Computational Discovery of the Qualitative Electronegativity-Wettability Relationship in High-Temperature Ceramics-Supported TiAl Alloys

The inevitable interaction between high-temperature ceramics (HTCs) and molten TiAl alloys during the casting process tends to cause the increased oxygen concentration, fracture, and embrittlement within TiAl alloys, and the interaction is closely related to wettability. Herein, the underlying mechanism of wettability (i.e., contact angle) between HTCs and molten TiAl alloys is systematically investigated by molecular dynamics (MD) simulations. Taking the interaction between the common adopted crucible (i.e., BaZrO3, Y2O3, ZrO2, and Al2O3) and molten TiAl alloys, for example, the calculated contact angles between gamma-TiAl and HTCs decrease in the sequence of BaZrO3, Y2O3, ZrO2, and Al2O3 and with the Ti content of TiAl alloys increasing. This is in agreement with the experimental results, verifying the feasibility of MD simulations.

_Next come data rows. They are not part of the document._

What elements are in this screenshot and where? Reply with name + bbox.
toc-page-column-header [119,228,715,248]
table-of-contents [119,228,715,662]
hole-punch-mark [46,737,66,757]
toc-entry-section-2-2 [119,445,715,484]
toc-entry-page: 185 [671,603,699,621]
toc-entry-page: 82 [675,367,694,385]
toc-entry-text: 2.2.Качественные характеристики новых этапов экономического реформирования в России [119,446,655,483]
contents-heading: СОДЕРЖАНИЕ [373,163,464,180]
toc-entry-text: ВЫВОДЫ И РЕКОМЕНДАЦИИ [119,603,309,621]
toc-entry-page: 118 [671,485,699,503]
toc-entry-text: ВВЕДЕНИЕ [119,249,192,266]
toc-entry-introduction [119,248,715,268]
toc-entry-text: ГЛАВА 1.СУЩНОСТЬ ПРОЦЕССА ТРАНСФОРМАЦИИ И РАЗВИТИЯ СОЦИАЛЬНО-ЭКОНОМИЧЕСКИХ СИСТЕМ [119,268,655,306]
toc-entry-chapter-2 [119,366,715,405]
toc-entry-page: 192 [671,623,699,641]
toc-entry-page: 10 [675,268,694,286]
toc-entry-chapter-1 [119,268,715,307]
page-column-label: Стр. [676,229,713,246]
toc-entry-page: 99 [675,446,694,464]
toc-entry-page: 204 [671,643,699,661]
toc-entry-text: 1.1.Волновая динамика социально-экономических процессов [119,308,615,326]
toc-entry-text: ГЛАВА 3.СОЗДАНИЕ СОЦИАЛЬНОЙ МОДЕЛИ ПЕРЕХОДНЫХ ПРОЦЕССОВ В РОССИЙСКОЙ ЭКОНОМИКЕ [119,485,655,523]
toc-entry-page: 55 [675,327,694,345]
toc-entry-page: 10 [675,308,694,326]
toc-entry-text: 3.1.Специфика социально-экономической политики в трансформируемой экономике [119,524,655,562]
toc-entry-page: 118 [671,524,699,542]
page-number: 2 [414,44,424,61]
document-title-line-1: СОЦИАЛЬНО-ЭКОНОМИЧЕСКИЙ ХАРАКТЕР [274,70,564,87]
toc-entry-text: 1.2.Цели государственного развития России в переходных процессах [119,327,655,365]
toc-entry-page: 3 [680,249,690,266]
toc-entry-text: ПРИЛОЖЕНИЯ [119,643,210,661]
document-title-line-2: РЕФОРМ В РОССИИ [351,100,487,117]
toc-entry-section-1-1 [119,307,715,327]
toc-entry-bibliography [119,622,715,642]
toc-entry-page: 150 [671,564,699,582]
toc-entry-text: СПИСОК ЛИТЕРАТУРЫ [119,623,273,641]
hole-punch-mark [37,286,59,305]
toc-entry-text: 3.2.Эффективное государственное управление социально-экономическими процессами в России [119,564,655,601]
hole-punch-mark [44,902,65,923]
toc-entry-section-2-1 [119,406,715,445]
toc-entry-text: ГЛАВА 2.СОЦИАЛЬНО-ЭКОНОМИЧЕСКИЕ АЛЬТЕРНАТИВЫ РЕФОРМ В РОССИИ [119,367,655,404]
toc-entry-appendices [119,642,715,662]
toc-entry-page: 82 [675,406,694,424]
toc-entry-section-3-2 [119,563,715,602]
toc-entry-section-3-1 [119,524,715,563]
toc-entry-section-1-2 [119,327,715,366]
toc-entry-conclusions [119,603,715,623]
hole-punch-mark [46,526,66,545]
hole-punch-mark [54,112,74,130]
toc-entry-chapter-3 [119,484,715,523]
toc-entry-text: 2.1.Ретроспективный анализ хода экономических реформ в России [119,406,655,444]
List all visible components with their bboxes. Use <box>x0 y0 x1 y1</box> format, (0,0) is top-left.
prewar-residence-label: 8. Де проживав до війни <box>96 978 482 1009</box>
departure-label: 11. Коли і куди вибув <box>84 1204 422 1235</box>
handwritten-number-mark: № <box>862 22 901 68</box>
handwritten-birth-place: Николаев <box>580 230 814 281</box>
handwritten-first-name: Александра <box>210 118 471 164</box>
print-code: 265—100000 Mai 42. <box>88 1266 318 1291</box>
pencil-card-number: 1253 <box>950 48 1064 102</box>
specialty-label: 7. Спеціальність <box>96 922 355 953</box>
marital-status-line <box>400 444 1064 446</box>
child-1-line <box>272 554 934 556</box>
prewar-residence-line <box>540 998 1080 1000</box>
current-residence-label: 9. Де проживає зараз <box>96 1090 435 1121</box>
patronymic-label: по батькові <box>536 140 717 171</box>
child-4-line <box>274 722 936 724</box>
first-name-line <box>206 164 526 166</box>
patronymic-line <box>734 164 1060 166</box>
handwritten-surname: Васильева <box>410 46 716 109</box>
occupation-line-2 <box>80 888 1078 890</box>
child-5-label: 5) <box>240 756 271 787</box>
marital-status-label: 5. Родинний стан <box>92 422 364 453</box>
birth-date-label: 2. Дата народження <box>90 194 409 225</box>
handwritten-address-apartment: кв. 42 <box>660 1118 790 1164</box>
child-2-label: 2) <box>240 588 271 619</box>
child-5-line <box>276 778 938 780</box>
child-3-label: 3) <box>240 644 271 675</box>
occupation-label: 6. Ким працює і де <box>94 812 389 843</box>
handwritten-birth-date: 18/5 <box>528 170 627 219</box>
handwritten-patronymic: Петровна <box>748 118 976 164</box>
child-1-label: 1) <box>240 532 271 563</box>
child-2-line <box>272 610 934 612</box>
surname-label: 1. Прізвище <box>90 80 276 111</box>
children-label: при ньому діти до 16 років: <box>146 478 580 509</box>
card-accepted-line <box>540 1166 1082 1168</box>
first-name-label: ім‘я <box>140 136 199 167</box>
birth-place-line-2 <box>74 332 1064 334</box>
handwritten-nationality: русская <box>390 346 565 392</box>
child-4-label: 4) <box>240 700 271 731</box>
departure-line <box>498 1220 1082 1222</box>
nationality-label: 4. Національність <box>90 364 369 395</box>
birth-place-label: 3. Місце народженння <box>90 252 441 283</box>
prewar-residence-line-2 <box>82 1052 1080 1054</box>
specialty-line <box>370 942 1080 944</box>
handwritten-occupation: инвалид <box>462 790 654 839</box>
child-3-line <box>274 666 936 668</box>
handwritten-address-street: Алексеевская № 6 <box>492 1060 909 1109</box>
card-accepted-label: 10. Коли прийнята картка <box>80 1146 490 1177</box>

In addition, based on MD simulations, the electronegativity of metal elements within HTCs decreases in the order of Al2O3, ZrO2, Y2O3, and BaZrO3, which further discloses the relationship between electronegativity and wettability, i.e., smaller electronegativity of metal elements leads to worse wettability of HTCs. This might push forward the design of HTCs with better stability, such as BaZrO3 doped by Hf, Y, lanthanide, or actinide elements and BaHfO3.

Automated summary

The wettability mechanism between high-temperature ceramics (HTCs) and molten TiAl alloys is systematically investigated by molecular dynamics simulations. The results reveal that wettability is related to the electronegativity of metal elements and the Ti content of TiAl alloys.